2.7Le 4 août 1998, la cour d’assises a reconnu l’auteur coupable d’une double tentative de meurtre, et l’a condamné à une peine totale de dix-huit ans de prison le 7 août 1998. L’auteur a fait appel devant la Cour suprême, en invoquant les moyens ci-après, pour violation de ses droits à une procédure régulière: i) le fait que l’accusation n’avait pas démontré son intention d’assassiner le juge M. M. et sa fille; ii) le caractère incomplet de l’appréciation de la déposition du témoin de l’accusation no 63, le ministère public n’ayant pas dûment pris en considération les contradictions de la déposition de ce témoin avec les constatations de la police; iii) le manque de fiabilité du spécialiste nommé par la cour d’assises pour analyser les explosifs employés pour commettre le crime; iv) le refus de la police d’autoriser l’auteur à examiner la voiture de la victime; v) le refus de communiquer à l’auteur la déposition initiale du témoin de l’accusation no 63 avant ou durant le procès; vi) la rétention des notes préparées par l’auteur pour le contre-interrogatoire des témoins.

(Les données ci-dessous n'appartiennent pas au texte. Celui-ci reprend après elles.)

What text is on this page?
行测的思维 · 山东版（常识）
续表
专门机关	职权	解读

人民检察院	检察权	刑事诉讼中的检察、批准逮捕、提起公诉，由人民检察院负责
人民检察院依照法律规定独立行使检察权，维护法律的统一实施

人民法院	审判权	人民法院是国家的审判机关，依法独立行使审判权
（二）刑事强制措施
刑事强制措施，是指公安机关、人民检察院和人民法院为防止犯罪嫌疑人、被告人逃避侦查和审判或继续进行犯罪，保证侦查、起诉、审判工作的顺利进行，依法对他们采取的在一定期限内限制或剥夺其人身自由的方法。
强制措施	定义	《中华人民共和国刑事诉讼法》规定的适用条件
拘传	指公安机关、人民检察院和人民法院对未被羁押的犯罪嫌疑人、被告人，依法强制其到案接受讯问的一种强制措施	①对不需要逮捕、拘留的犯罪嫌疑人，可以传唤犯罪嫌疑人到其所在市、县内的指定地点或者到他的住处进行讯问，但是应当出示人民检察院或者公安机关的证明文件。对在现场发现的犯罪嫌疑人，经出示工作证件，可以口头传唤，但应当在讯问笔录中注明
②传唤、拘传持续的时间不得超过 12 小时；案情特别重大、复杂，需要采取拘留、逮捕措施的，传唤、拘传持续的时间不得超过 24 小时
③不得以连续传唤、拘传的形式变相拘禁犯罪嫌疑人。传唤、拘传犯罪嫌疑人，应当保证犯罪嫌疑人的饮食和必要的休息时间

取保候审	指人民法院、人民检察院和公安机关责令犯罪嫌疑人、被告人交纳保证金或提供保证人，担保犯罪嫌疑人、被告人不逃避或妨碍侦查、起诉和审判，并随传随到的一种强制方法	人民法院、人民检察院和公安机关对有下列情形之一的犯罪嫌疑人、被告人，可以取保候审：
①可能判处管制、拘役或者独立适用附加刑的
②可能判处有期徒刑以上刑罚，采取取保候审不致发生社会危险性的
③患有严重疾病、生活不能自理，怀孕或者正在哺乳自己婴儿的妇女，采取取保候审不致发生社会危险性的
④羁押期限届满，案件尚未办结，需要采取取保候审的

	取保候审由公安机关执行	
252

2.8Le 17 novembre 2000, la Cour suprême a rejeté l’appel de l’auteur. Pour ce qui est de la possibilité d’examiner la voiture de la victime, la Cour a indiqué qu’il n’avait pas été jugé nécessaire de conserver celle-ci comme pièce à conviction, car cela n’était pas objectivement nécessaire pour prouver les faits, et n’était pas non plus utile pour la défense éventuelle de l’accusé. Ce qui était par contre nécessaire à l’enquête était le prélèvement de fragments d’explosifs susceptibles d’indiquer la méthode de fabrication de la bombe, le mécanisme explosif employé, sa puissance et le mode de détonation. La Cour a souligné que l’auteur n’avait pas demandé à examiner ces éléments de preuve.

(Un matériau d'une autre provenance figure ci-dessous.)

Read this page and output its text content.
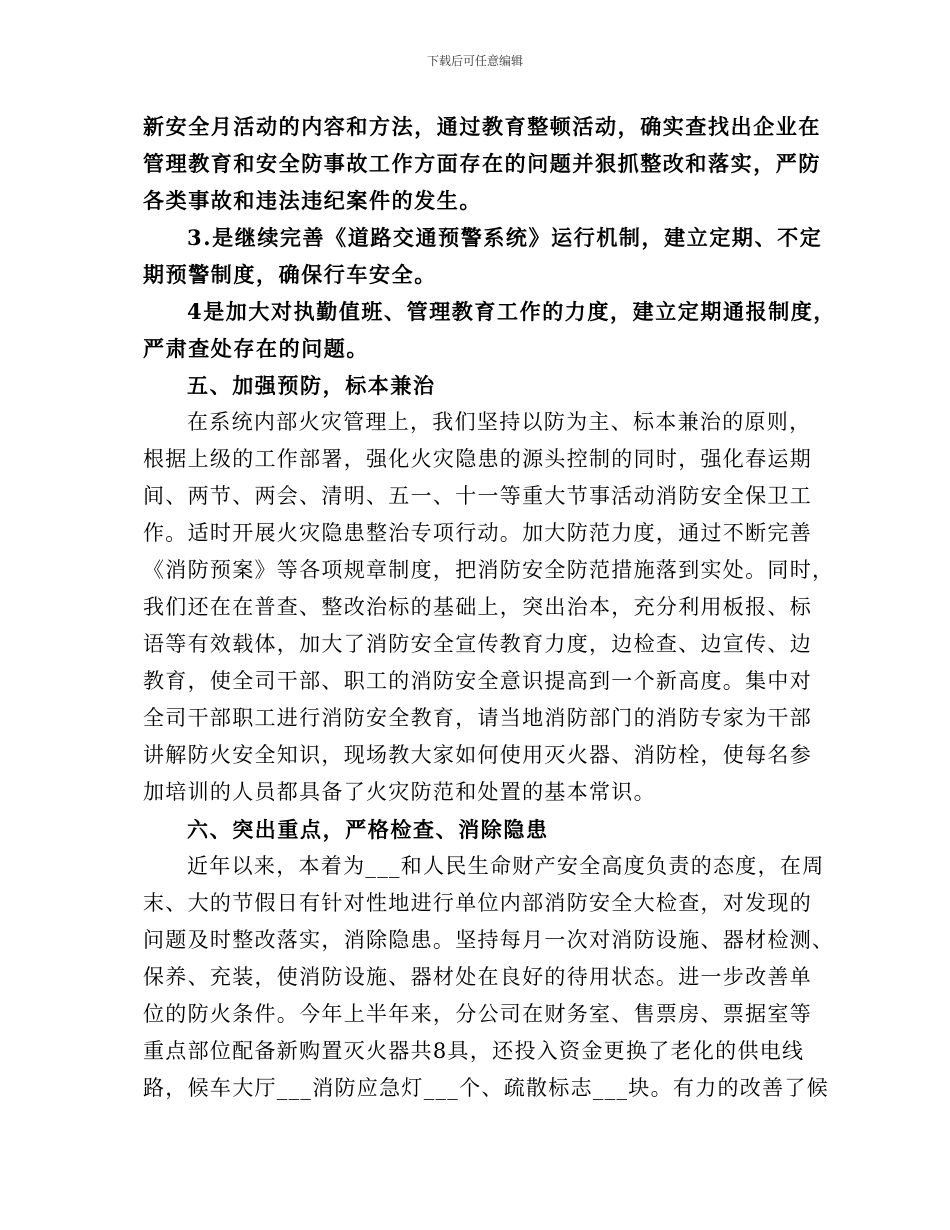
下载后可任意编辑
新安全月活动的内容和方法，通过教育整顿活动，确实查找出企业在
管理教育和安全防事故工作方面存在的问题并狠抓整改和落实，严防
各类事故和违法违纪案件的发生。
3.是继续完善《道路交通预警系统》运行机制，建立定期、不定
期预警制度，确保行车安全。
4是加大对执勤值班、管理教育工作的力度，建立定期通报制度，
严肃查处存在的问题。
五、加强预防，标本兼治
在系统内部火灾管理上，我们坚持以防为主、标本兼治的原则，
根据上级的工作部署，强化火灾隐患的源头控制的同时，强化春运期
间、两节、两会、清明、五一、十一等重大节事活动消防安全保卫工
作。适时开展火灾隐患整治专项行动。加大防范力度，通过不断完善
《消防预案》等各项规章制度，把消防安全防范措施落到实处。同时，
我们还在在普查、整改治标的基础上，突出治本，充分利用板报、标
语等有效载体，加大了消防安全宣传教育力度，边检查、边宣传、边
教育，使全司干部、职工的消防安全意识提高到一个新高度。集中对
全司干部职工进行消防安全教育，请当地消防部门的消防专家为干部
讲解防火安全知识，现场教大家如何使用灭火器、消防栓，使每名参
加培训的人员都具备了火灾防范和处置的基本常识。
六、突出重点，严格检查、消除隐患
近年以来，本着为___和人民生命财产安全高度负责的态度，在周
末、大的节假日有针对性地进行单位内部消防安全大检查，对发现的
问题及时整改落实，消除隐患。坚持每月一次对消防设施、器材检测、
保养、充装，使消防设施、器材处在良好的待用状态。进一步改善单
位的防火条件。今年上半年来，分公司在财务室、售票房、票据室等
重点部位配备新购置灭火器共8具，还投入资金更换了老化的供电线
路，候车大厅___消防应急灯___个、疏散标志___块。有力的改善了候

2.9L’auteur a présenté plusieurs requêtes devant la Cour européenne des droits de l’homme, dont trois ont été déclarées irrecevables. Le 7 janvier 2010, la Cour européenne a rendu une décision dans laquelle elle a conclu que l’État partie avait violé l’article 3 de la Convention européenne de sauvegarde des droits de l’homme et des libertés fondamentales, s’agissant des conditions de détention de l’auteur qui avait été maintenu à l’isolement cellulaire du 21 septembre 2003 au 7 novembre 2003 pour n’être pas rentré à la prison centrale de Nicosie au terme d’une permission de sortie de vingt-quatre heures.

Teneur de la plainte

3.1L’auteur affirme avoir été illégalement jugé et condamné à une peine de dix-huit ans d’emprisonnement, en violation de l’article 14 du Pacte. Il affirme tout d’abord s’être rendu compte, après avoir lu le procès-verbal des débats de la cour d’assises de Limassol, que plusieurs pages manquaient. Le 8 novembre 2000, il a écrit au Président de la Cour suprême pour lui faire part du problème. L’auteur dit n’avoir reçu qu’en mars 2001 une réponse du greffe de la Cour suprême niant la disparition de pages du procès-verbal. L’appel ayant été rejeté par la Cour suprême le 17 novembre 2000, l’auteur fait valoir qu’il n’a pas été possible d’effectuer des recherches et que la question n’a pas pu non plus être examinée par la Cour.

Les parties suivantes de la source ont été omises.